In this excerpt, Agee defines what goes into the making of a Huston shot, then conjures one from the director’s milestone crime movie The Asphalt Jungle (1950):“Much that is best in Huston’s work comes of his sense of what is natural to the eye and his delicate, simple feeling for space relationships: his camera huddles close to those who huddle to talk, leans back a proportionate distance, relaxing, if they talk casually. He loathes camera rhetoric and the shot-for-shot’s-sake; but because he takes each moment catch-as-catch-can and is so deeply absorbed in doing the best possible thing with it he has made any number of unforgettable shots . . . . Sometimes the shot is just a spark—a brief glint of extra imagination and perception. During the robbery sequence in Asphalt Jungle there is a quick glimpse of the downtown midnight street at the moment when people have just begun to hear the burglar alarms. Unsure, still, where the trouble is, the people merely hesitate a trifle in their ways of walking, and it is like the first stirrings of metal filings before the magnet beneath the paper pulls them into patterns.”
Even as a movie critic, Agee is still a poet, a novelist, and a journalist. He’s lyrically analytical. In his charged, evocative words, we can’t separate description from analysis. What permeates the prose is his alertness to experience, whether in the cinema or out. Sometime in the near future, when people become so cemented to their smart phones that they forget what conversing in person is like, a line like “his camera huddles close to those who huddle to talk, leans back a proportionate distance, relaxing, if they talk casually” will bring it back.
Seminal critics like Agee influence moviemakers as well as movie lovers. Not long after this article, Agee worked with Huston on the script for The African Queen. Two decades later, in an interview with Louise Sweeney for the Christian Science Monitor, Huston explained his editing techniques using similar human analogies: “Look at that lamp. Now look at me. Look back at the lamp. Now look at me. Do you see what you did [the second time]? You blinked. Those are cuts. Your mind cuts [the scene]. You behold the lamp. And you behold me. So in cutting the scene you cut with the physiology.”

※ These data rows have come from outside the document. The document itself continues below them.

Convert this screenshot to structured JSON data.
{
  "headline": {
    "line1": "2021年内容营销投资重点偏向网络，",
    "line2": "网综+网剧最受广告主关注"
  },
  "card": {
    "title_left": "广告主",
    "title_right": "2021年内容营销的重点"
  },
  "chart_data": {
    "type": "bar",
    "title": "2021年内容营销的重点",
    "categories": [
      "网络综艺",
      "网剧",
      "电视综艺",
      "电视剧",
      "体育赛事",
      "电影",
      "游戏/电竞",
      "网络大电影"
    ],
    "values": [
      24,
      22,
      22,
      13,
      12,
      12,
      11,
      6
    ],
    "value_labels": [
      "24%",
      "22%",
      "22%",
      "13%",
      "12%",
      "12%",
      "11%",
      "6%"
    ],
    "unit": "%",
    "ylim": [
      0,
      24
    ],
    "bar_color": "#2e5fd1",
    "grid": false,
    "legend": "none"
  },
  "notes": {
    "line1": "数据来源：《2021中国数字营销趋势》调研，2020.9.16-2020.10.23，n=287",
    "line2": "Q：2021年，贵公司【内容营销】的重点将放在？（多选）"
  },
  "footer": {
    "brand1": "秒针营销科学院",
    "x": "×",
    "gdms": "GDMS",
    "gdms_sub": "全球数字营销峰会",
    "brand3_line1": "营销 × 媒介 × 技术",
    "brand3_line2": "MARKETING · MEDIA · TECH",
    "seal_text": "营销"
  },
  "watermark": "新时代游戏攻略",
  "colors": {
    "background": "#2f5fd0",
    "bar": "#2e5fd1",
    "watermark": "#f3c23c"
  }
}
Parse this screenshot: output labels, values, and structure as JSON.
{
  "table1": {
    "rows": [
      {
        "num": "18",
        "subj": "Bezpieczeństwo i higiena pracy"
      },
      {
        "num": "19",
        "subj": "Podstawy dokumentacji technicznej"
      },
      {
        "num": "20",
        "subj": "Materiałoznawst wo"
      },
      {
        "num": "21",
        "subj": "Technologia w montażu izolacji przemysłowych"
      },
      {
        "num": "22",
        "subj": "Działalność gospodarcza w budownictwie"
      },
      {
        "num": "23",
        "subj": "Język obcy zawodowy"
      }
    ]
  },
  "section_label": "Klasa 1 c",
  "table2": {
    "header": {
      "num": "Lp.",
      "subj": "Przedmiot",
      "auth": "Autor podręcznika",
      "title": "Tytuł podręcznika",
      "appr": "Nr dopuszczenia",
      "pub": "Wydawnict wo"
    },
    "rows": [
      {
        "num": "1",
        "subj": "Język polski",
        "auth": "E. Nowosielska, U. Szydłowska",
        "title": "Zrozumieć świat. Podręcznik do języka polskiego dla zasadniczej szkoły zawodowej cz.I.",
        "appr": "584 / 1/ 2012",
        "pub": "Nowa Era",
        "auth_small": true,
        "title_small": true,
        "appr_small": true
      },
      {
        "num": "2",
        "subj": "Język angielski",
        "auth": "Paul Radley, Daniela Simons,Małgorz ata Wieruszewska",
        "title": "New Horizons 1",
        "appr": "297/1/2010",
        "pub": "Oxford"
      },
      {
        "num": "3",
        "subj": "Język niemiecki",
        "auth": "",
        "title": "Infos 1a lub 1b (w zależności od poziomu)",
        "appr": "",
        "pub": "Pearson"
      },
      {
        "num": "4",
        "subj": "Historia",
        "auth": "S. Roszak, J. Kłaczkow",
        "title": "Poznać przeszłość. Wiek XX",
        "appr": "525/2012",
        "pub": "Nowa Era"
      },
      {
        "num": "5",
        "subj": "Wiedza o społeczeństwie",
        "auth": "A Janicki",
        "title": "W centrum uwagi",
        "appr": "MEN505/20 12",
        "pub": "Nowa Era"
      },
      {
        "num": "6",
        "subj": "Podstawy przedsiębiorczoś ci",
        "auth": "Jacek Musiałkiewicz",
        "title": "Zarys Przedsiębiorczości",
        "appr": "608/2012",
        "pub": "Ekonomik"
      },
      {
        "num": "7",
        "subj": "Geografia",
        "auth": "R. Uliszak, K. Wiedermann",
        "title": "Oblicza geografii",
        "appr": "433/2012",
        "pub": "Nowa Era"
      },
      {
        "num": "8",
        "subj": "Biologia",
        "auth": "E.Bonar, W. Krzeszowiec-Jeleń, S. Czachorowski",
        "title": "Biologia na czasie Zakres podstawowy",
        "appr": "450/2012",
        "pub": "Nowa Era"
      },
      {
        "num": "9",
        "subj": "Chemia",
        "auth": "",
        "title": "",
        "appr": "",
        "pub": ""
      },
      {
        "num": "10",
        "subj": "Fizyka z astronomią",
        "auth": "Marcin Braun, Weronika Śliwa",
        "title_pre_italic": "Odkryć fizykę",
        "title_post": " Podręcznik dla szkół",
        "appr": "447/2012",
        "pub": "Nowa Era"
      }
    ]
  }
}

Beyond his lucidity and sensitivity, as well as his grasp of cinema as both a modern art and a primal force, Agee’s peerless ability to capture the look and feel of a film in images of his own makes him a critic of genius. I first devoured “Undirectable Director” as a young teen in a college reading room while I was waiting for my mother to finish a night course. Then I pored through all of Agee on Film, focusing particularly on his reviews of Huston’s movies. No other critic had engaged me so completely—emotionally, intellectually, and viscerally, all at once. His perceptions and his genius at expressing them seemed to get at the core of movies and moviemaking. I don’t think there’s a single more eloquent expression of what a great writer-director can do than the idea that he can focus every element of a film “as simply as rays in a burning-glass”—as Agee wrote Huston did in The Treasure of the Sierra Madre.
Agee possesses what directors like Huston have: a vision of movies that sticks. His criticism takes in a film whole; it awakens readers to all the feelings, impressions, and fleeting realizations that make up our experience of a real live movie. His writing also reverberates with the arguments and actions going on outside the theater’s doors. Read it at an early age, and it becomes a passion for life.